It all seems loaded with quasi-religious imagery – immortal, powerful, other-worldly beings acting as our saviours by bringing peace and prosperity to humankind. 

“There’s this interesting response among some folk that they believe aliens will also be the salvation of humankind, because if they’ve reached a certain critical point of intelligence, they’ve also reached a point of civilisational intelligence, and they’ve eliminated bickering and wars and discourse,” says Malik. “We’re kind of depositing the messiah complex on these aliens.”

The quasi-religious speculation of SETI scientists unfortunately conflates technological advancement with being morally or ethically advanced, but connections between the two are highly debated. Just because a civilization has great technology does not automatically make it wise or altruistic.

In light of the alien, we come back to what Lucas Mix spoke about with regards his faith, and the imperative to ‘love thy stranger’. It remains to be seen whether we can relate to, or find companionship, with an alien species, but perhaps the discovery of alien life can at least bring humanity closer together, as we find greater kinship in our neighbors than we had before when we thought we were alone in the Universe. 

Alien contact could potentially bring with it many ‘shiny new things’ that could be disruptive to human societies. In some ways this will be no different to the introduction of our own disruptive new technologies, from the spinning jenny to the combustion engine and the Internet, or to integrating new scientific ideas into society such as A.I. or evolution. 

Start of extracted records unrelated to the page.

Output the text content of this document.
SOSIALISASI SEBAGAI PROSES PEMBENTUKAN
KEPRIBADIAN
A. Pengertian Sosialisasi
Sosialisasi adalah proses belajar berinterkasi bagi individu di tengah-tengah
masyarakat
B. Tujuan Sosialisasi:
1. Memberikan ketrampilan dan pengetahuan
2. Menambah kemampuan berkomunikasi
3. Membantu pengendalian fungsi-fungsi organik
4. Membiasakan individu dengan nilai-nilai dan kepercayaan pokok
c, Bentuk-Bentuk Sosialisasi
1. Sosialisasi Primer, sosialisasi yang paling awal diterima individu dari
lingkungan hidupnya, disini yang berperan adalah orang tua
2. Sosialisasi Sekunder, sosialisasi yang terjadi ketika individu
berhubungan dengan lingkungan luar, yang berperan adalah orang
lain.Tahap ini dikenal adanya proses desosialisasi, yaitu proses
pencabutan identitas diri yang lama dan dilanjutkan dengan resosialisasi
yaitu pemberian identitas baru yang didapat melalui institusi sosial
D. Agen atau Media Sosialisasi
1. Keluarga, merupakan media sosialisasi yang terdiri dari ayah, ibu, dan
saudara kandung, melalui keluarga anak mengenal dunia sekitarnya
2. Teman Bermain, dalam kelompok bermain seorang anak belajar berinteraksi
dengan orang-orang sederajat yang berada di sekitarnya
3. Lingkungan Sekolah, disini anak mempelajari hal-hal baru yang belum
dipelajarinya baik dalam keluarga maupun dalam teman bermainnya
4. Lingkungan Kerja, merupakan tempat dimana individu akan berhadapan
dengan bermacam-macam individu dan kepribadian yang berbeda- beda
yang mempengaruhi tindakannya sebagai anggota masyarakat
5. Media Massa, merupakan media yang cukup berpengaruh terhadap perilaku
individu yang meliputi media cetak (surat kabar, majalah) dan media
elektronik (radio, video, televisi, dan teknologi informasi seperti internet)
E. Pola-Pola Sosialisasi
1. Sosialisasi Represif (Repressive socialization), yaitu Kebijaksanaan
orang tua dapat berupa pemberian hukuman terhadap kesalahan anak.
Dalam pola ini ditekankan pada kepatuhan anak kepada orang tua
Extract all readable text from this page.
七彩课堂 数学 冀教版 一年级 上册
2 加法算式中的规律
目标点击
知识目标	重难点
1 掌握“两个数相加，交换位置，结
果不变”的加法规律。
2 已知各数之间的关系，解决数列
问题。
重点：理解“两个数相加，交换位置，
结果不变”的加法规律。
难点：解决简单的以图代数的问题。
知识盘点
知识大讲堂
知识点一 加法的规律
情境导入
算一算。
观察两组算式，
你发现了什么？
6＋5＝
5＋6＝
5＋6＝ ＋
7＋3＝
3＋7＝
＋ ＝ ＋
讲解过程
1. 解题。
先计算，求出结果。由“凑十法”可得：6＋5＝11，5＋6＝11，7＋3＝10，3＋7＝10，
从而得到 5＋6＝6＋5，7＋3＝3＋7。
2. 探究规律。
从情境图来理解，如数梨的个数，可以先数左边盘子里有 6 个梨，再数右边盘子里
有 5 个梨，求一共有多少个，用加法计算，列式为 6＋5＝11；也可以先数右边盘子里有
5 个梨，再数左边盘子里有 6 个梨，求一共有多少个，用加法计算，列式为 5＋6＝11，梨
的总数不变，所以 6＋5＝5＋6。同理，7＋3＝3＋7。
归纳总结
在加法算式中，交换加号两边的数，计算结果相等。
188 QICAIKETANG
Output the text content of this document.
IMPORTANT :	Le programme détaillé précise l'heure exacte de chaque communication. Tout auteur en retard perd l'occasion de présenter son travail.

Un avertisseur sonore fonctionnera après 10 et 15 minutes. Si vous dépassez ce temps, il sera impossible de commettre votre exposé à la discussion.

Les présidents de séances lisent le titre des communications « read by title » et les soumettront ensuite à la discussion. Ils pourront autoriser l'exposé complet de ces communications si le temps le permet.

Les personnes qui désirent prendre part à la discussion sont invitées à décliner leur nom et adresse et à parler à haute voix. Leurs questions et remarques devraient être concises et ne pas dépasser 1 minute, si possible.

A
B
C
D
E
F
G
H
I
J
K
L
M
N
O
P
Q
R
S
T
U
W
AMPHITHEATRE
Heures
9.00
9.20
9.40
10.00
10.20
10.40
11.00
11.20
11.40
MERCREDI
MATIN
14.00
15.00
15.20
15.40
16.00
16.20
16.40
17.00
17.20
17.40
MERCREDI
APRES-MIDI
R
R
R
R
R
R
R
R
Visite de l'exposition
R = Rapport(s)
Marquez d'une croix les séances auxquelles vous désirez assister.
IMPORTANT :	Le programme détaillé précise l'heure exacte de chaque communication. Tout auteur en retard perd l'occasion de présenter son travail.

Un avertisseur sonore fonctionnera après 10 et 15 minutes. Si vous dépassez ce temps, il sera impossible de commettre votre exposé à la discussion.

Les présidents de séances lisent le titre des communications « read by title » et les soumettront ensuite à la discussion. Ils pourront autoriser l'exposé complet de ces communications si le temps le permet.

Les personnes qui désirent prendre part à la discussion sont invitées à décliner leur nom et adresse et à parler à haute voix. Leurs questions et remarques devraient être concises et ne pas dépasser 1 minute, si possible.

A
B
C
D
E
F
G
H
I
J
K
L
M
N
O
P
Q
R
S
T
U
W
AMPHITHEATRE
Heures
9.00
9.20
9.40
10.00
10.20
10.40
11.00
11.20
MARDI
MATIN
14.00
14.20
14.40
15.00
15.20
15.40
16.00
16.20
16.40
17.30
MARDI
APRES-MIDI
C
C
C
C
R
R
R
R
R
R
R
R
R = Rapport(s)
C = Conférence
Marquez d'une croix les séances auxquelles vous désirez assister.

In response, the whole of human society, encapsulating the religious and the non-religious, will be forced to adapt or else flounder. We may lose some of the foundations of our culture in the process, but strengthen others. As Arthur C Clarke wrote in The Exploration of Space (1951), “a faith which cannot survive collision with the truth is not worth many regrets.” Though perhaps Ted Peters’ survey indicates a certain in-built robustness to faith that will triumph against the odds.

Whatever contact brings, good or bad, it would be a time for humanity to come together and hold fast to the credo encouraged by so many religions to love thy stranger. Perhaps it will make us appreciate our differences better, and force us to learn that it doesn’t matter how we say the prayers as long as we find the good in each other. By sticking together, we will stand the best chance of emerging on the other side of a contact event in a better place.